AfD: Verdoppelt sie ihr Ergebnis?
Große Veränderungen sind bei der AfD-Fraktion zu erwarten – sie dürfte erheblich anwachsen. Umfragen sehen die in Teilen rechtsextreme Partei bei 20 Prozent, damit würde sie sich im Vergleich zu 2021 verdoppeln.
Das gilt auch im Südwesten: Hier rechnet Infratest Dimap mit 18 Prozent – 2021 waren es im Südwesten 9,6 Prozent der Zweitstimmen. Zehn AfD-Abgeordnete aus Baden-Württemberg zogen damals in den Bundestag ein – alle über die Liste. Mandatsrechner.de kommt auf der Infratest-Grundlage auf 18 Sitze. Direktmandate, also Wahlkreissiege, werden auch diesmal nicht erwartet.
Mit Listenplatz eins gesetzt ist Spitzenkandidatin Alice Weidel aus dem Bodenseekreis. Auch die Aussichten für Joachim Bloch (Rottweil-Tuttlingen), der auf Listenplatz 13 antritt, sind gut. Sebastian van Ryt (Schwarzwald-Baar) dürfte mit Listenplatz 25 den Einzug eher verpassen. Dasselbe gilt für die übrigen Kandidaten im südlichen Baden-Württemberg, die es nicht auf die Liste geschafft haben.
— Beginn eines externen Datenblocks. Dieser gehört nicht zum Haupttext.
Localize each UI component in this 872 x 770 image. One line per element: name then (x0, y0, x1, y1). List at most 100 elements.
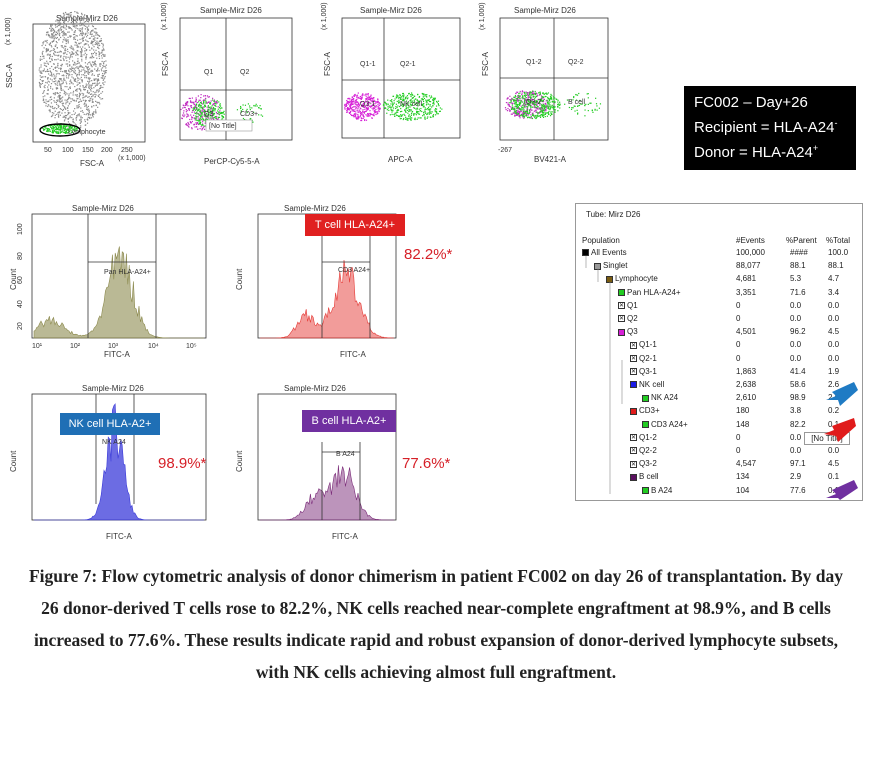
tree-row[interactable]: ✕ Q2 0 0.0 0.0 (576, 314, 862, 327)
event-dot (80, 126, 82, 129)
event-dot (63, 12, 65, 14)
event-dot (392, 103, 394, 105)
event-dot (53, 130, 56, 132)
event-dot (414, 98, 417, 100)
tree-row[interactable]: ✕ Q2-2 0 0.0 0.0 (576, 446, 862, 459)
event-dot (63, 79, 65, 81)
event-dot (78, 74, 80, 76)
tree-row[interactable]: CD3+ 180 3.8 0.2 (576, 406, 862, 419)
tree-row[interactable]: ✕ Q3-2 4,547 97.1 4.5 (576, 459, 862, 472)
event-dot (540, 100, 542, 102)
event-dot (86, 27, 88, 29)
event-dot (86, 43, 88, 45)
event-dot (41, 82, 44, 85)
event-dot (59, 96, 61, 99)
event-dot (201, 103, 204, 105)
event-dot (54, 33, 57, 36)
event-dot (216, 102, 218, 104)
event-dot (94, 91, 96, 94)
tree-row[interactable]: ✕ Q3-1 1,863 41.4 1.9 (576, 367, 862, 380)
event-dot (188, 123, 190, 126)
tree-row[interactable]: CD3 A24+ 148 82.2 0.1 (576, 420, 862, 433)
event-dot (544, 108, 546, 110)
event-dot (88, 92, 90, 94)
event-dot (59, 95, 62, 97)
event-dot (59, 79, 61, 81)
event-dot (201, 119, 203, 121)
event-dot (199, 110, 201, 113)
tick: 20 (17, 322, 24, 330)
event-dot (94, 111, 96, 113)
event-dot (97, 46, 99, 48)
event-dot (434, 99, 436, 101)
event-dot (85, 113, 87, 116)
event-dot (211, 112, 213, 114)
event-dot (61, 30, 64, 33)
event-dot (74, 31, 76, 33)
event-dot (513, 109, 515, 111)
tree-row[interactable]: NK cell 2,638 58.6 2.6 (576, 380, 862, 393)
event-dot (55, 31, 57, 33)
event-dot (43, 47, 45, 49)
event-dot (352, 100, 354, 103)
event-dot (43, 70, 45, 72)
event-dot (100, 98, 102, 100)
event-dot (362, 94, 364, 96)
event-dot (80, 55, 82, 57)
tree-row[interactable]: Q3 4,501 96.2 4.5 (576, 327, 862, 340)
event-dot (68, 61, 70, 63)
event-dot (92, 95, 94, 97)
tree-row[interactable]: Lymphocyte 4,681 5.3 4.7 (576, 274, 862, 287)
event-dot (61, 83, 63, 85)
event-dot (78, 29, 80, 31)
event-dot (65, 33, 67, 35)
event-dot (221, 115, 223, 117)
event-dot (526, 112, 528, 114)
event-dot (63, 78, 65, 80)
event-dot (517, 96, 519, 98)
tree-row[interactable]: B cell 134 2.9 0.1 (576, 472, 862, 485)
event-dot (104, 75, 106, 78)
dotplot-yscale: (x 1,000) (5, 17, 12, 45)
event-dot (84, 100, 87, 102)
axis-ylabel: FSC-A (161, 51, 170, 76)
event-dot (419, 100, 421, 102)
event-dot (359, 110, 361, 113)
tree-row[interactable]: ✕ Q2-1 0 0.0 0.0 (576, 354, 862, 367)
event-dot (189, 97, 191, 100)
event-dot (81, 66, 83, 68)
tree-row[interactable]: ✕ Q1-1 0 0.0 0.0 (576, 340, 862, 353)
event-dot (63, 59, 65, 61)
event-dot (42, 127, 44, 130)
event-dot (532, 96, 534, 98)
tree-row[interactable]: Pan HLA-A24+ 3,351 71.6 3.4 (576, 288, 862, 301)
event-dot (525, 114, 528, 116)
event-dot (203, 95, 205, 97)
event-dot (403, 113, 405, 115)
event-dot (377, 101, 379, 104)
event-dot (188, 108, 191, 110)
tree-row[interactable]: Singlet 88,077 88.1 88.1 (576, 261, 862, 274)
population-label: Q1 (627, 300, 638, 310)
event-dot (566, 99, 569, 101)
tree-row[interactable]: ✕ Q1 0 0.0 0.0 (576, 301, 862, 314)
event-dot (413, 102, 415, 104)
event-dot (206, 106, 208, 108)
event-dot (524, 110, 526, 112)
event-dot (200, 106, 202, 108)
event-dot (60, 127, 62, 129)
event-dot (82, 33, 84, 35)
event-dot (195, 97, 197, 99)
event-dot (103, 55, 105, 57)
tree-row[interactable]: All Events 100,000 #### 100.0 (576, 248, 862, 261)
event-dot (102, 82, 104, 84)
event-dot (61, 130, 63, 132)
event-dot (590, 102, 592, 104)
event-dot (97, 106, 99, 108)
event-dot (45, 40, 47, 42)
event-dot (352, 98, 354, 101)
event-dot (92, 41, 94, 43)
event-dot (47, 31, 49, 33)
event-dot (98, 89, 100, 91)
histogram-bars (33, 246, 204, 339)
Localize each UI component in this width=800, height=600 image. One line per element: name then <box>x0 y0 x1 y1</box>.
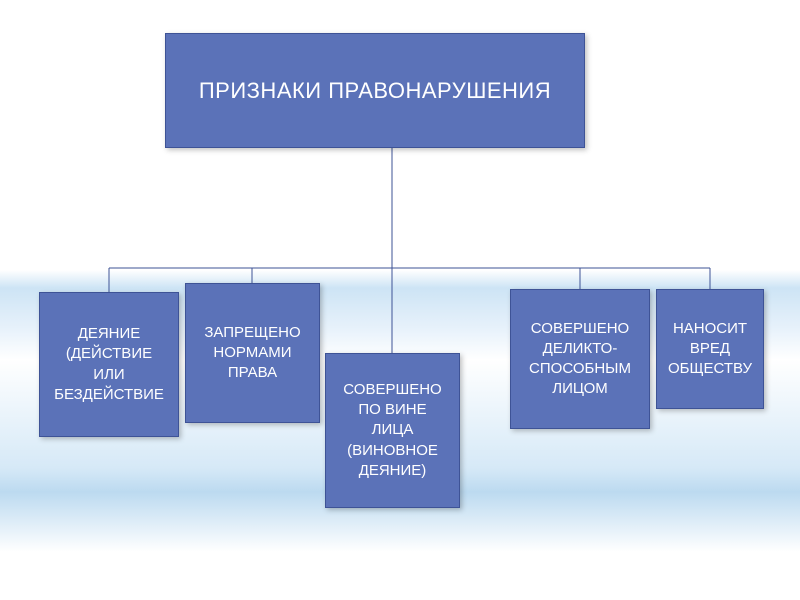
child-node-c5: НАНОСИТ ВРЕД ОБЩЕСТВУ <box>656 289 764 409</box>
child-label: СОВЕРШЕНО ДЕЛИКТО- СПОСОБНЫМ ЛИЦОМ <box>529 319 631 400</box>
child-label: ДЕЯНИЕ (ДЕЙСТВИЕ ИЛИ БЕЗДЕЙСТВИЕ <box>54 324 164 405</box>
child-label: ЗАПРЕЩЕНО НОРМАМИ ПРАВА <box>204 323 300 384</box>
child-node-c1: ДЕЯНИЕ (ДЕЙСТВИЕ ИЛИ БЕЗДЕЙСТВИЕ <box>39 292 179 437</box>
root-node: ПРИЗНАКИ ПРАВОНАРУШЕНИЯ <box>165 33 585 148</box>
child-node-c4: СОВЕРШЕНО ДЕЛИКТО- СПОСОБНЫМ ЛИЦОМ <box>510 289 650 429</box>
child-label: СОВЕРШЕНО ПО ВИНЕ ЛИЦА (ВИНОВНОЕ ДЕЯНИЕ) <box>343 380 441 481</box>
child-node-c3: СОВЕРШЕНО ПО ВИНЕ ЛИЦА (ВИНОВНОЕ ДЕЯНИЕ) <box>325 353 460 508</box>
root-label: ПРИЗНАКИ ПРАВОНАРУШЕНИЯ <box>199 78 551 104</box>
child-label: НАНОСИТ ВРЕД ОБЩЕСТВУ <box>668 319 752 380</box>
child-node-c2: ЗАПРЕЩЕНО НОРМАМИ ПРАВА <box>185 283 320 423</box>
Linke: Schafft sie es in den Bundestag?
Die Linke hat in den Umfragen zuletzt zugelegt und könnte den Sprung in den Bundestag schaffen. Mandatsrechner.de kommt auf Infratest-Grundlage auf vier Mandate. Drin wären damit unter anderem der ehemalige Konstanzer OB-Kandidat Luigi Pantisano aus Stuttgart (Listenplatz zwei) und der Freiburger Vinzenz Glaser.